As the slinky teenage girl attempts seduction, Gordon Brown makes an unwelcome intrusion into my thoughts. She is wearing a see-through dress, sexy but hardly classy. The villagers guess that she did not buy it locally. "No," she admits, "I got it in Kirkcaldy."

That "Lang Toun" of poetry - stretched out along Fife's coaly coastline, often shrouded by the haar rolling in from the Forth, reeking of linoleum and dour enough to have spawned our Chancellor of the Exchequer - is the girl's Mecca of fashion glamour. That puts things in context.

In the village where Sharman Macdonald has set The Girl With Red Hair, the limited local attractions have nothing to do with haute couture. There's the sunset, the beach and the sea. In winter, there's the sound of the surf.

Not surprisingly, the villagers turn their attention to sex or, failing that, to fantasy. The 18-year-old Matt gets enough of the former not to need the latter. He has that quiet aloofness that boys acquire when they discover that nothing attracts a girl more than moody indifference. Not that Matt is a philanderer. On the contrary, what disturbs Corinne is that he remains besotted with Roslyn a year after she perished in a car crash. Bare-chested, Matt barbecues on the shore unpertur- bed whether anyone comes to nibble his sausages or not. Corinne wears her near-transparent number from Kirkcaldy with a touch of desperation.

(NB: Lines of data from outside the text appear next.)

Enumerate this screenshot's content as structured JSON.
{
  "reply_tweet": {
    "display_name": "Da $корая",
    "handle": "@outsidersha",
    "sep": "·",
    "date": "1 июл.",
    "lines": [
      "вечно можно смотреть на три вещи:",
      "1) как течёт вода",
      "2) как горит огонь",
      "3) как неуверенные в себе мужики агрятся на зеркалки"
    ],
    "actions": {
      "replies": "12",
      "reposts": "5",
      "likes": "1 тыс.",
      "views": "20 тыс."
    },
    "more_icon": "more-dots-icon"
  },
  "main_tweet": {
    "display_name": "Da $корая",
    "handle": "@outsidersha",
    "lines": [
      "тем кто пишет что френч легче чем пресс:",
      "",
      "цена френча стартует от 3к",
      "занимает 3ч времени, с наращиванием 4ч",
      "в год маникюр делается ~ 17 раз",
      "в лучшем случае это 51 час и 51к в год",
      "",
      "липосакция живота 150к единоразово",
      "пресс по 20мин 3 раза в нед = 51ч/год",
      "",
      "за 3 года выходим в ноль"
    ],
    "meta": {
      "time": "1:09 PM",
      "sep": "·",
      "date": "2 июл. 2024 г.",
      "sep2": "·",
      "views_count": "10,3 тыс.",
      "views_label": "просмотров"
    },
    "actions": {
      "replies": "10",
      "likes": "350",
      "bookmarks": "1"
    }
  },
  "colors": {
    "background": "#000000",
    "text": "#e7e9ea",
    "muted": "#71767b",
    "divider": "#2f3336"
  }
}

If you think Matt is obsessed with Roslyn's memory, you have to meet Izzy. This 13-year-old shares something with the occupant of 11 Downing Street, being the progeny of a church minister. Her two obsessions are the certainty of eternal damnation and the elusiveness of sexual intercourse.

Her overweening crush on Matt has led her to voyeurism and she has doggedly catalogued his trysts with Roslyn and now Corinne. As Izzy's friend Pam comments, most girls her age prefer MTV. Distur-bingly, Izzy forces Pam to act out scenes from Roslyn's life and death.

Another seduction is under way. Roslyn's mother, Cath, is emerging from a period of catatonic mourning, warmed by the attentions of Stuart, a truck driver passing through town. Here is a sophisticate, at ease talking about bouillabaisse, bourride and aioli.

And there is yet another love story. Two female pensioners are enjoying the summer evening's glow together, with fish and chips washed down with schooners of sherry.

After years of friendship, only now do they tipsily begin to tell the truth. There are secret bonds that tie them closer than Ina, for one, had realised.

Maybe the time has come for them to enter a new phase of their friendship in a different place. Sadie has received a bequest from a mystery man: a modest hotel in Woolacombe.

There is lots of charm in this short play. Each of the generations has been more or less pole-axed by Roslyn's untimely death. With the summer heat stirring their passions, each character experiences a sexual catharsis that frees them. Even Izzy does, symbolically at least. The director Mike Bradwell and designer Robin Don supply a versatile set that serves simultaneously as the minister's house, beach, graveyard, cafe and bedroom. Lighting and sound effects successfully transport us to the seaside.

Among the younger actors, Helen McAlpine shines as the weirdo Izzy, evidently acting out for the umpteenth time her little plays drawing on recollections and imaginings of Roslyn and Matt.

But it is Sheila Reid as Ina who steals the show, with an endearing display of elderly prickles and grumps. Sandra Voe is her excellent foil as Sadie, the more fun-loving of the pair, a woman who still wants "the moon from out of the sky . . . to play with in my hands before I go to my grave".

Macdonald has an ear for young and old talk alike, and skilfully shifts the action between a series of dialogues. The characterisation is simple but clear, and there are many funny lines. Like one of those spoofs that seeks to give us the complete works of Shakespeare in a single evening, this play is a whole soap opera in 90 minutes without interval. WestFifers, perhaps. The script is finer and more considered than any soap, but it still has the feeling of being slight.

The generation gap that is one of Macdonald's themes may be part of the trouble. She is sensitive to the sadness that comes with each of the ages of man, but whereas she succeeds in making the young whacky and sexy, she never quite makes them interesting. Like Izzy, we become illicit observers, but unlike her we are never gripped by what we overhear.

Gordon Brown is not Fife's only export. My mother grew up in a village there, too. This play reminded me why she might have wanted to move on: maybe to somewhere still more exotic than Woolacombe.